How is it possible to sit in a room full of family and feel so alone? I feel like I’ve always been the oddball in my family, I’m unsure if that is because I make myself one or because it just is. Even in a room full of chatter I can’t seem to follow along, or the conversation is around me but not including me.

Is this anxiety? I don’t even know anymore. The day started great, with so much promise. I was fine and looking forward to celebrating with family. I left work and as the minutes went by I started to lose the excitement I was feeling and it was replaced by..well I don’t know what word to use but it wasn’t excitement. Even arriving to the restaraunt and seeing my dad I was happy to see him but not all there. I can honestly say if it wasn’t for my dad being there tonight I would have felt even more alone then I did.

The kicker is what my cousin said as I was saying bye to her. She told me that if I’m leaving early (mind you it was 8 and this started at 6) I must not be a Baez, or even a De La Rosa. To give some context those are my maiden names. For anyone else this comment can be shrugged off, I instead am sitting here typing trying halt the panic attack I feel brewing. For someone struggling with who she is daily and never wanting to disappoint I just can’t shake the feeling that I did something wrong.

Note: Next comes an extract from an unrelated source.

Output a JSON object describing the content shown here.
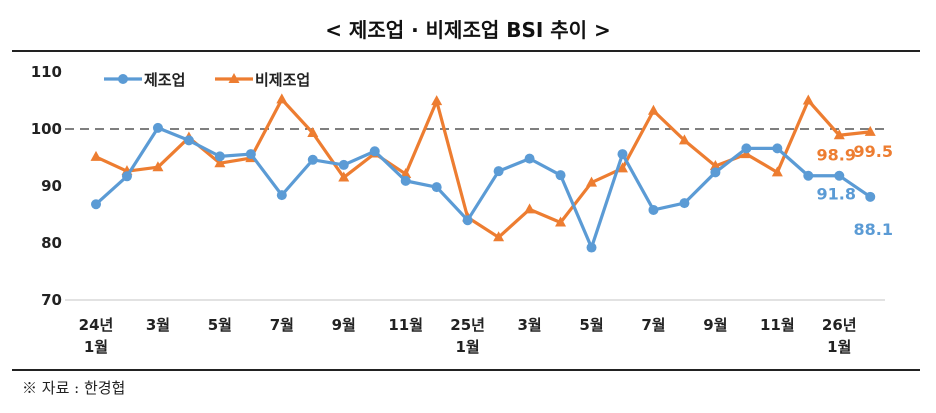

Am I such an oddball? If I am not a Baez or a De La Rosa then who am I?

By Angie Amadon

Wife and fur-mom of 3. Depression and anxiety are with me always, but do not define me.

2 replies on “PANIC”

You are a woman who loves with all she has! One of the hardest thing is to love yourself and be you and be ok with that trust me I know! We try to please everyone and give all we have but forget to please and give ourselves
What we need and want! It’s a daily struggle within our hearts and minds! Work at loving yourself and being YOU! What everyone else may say or think doesn’t matter, what you feel is all that matters! You my girl can and will do this!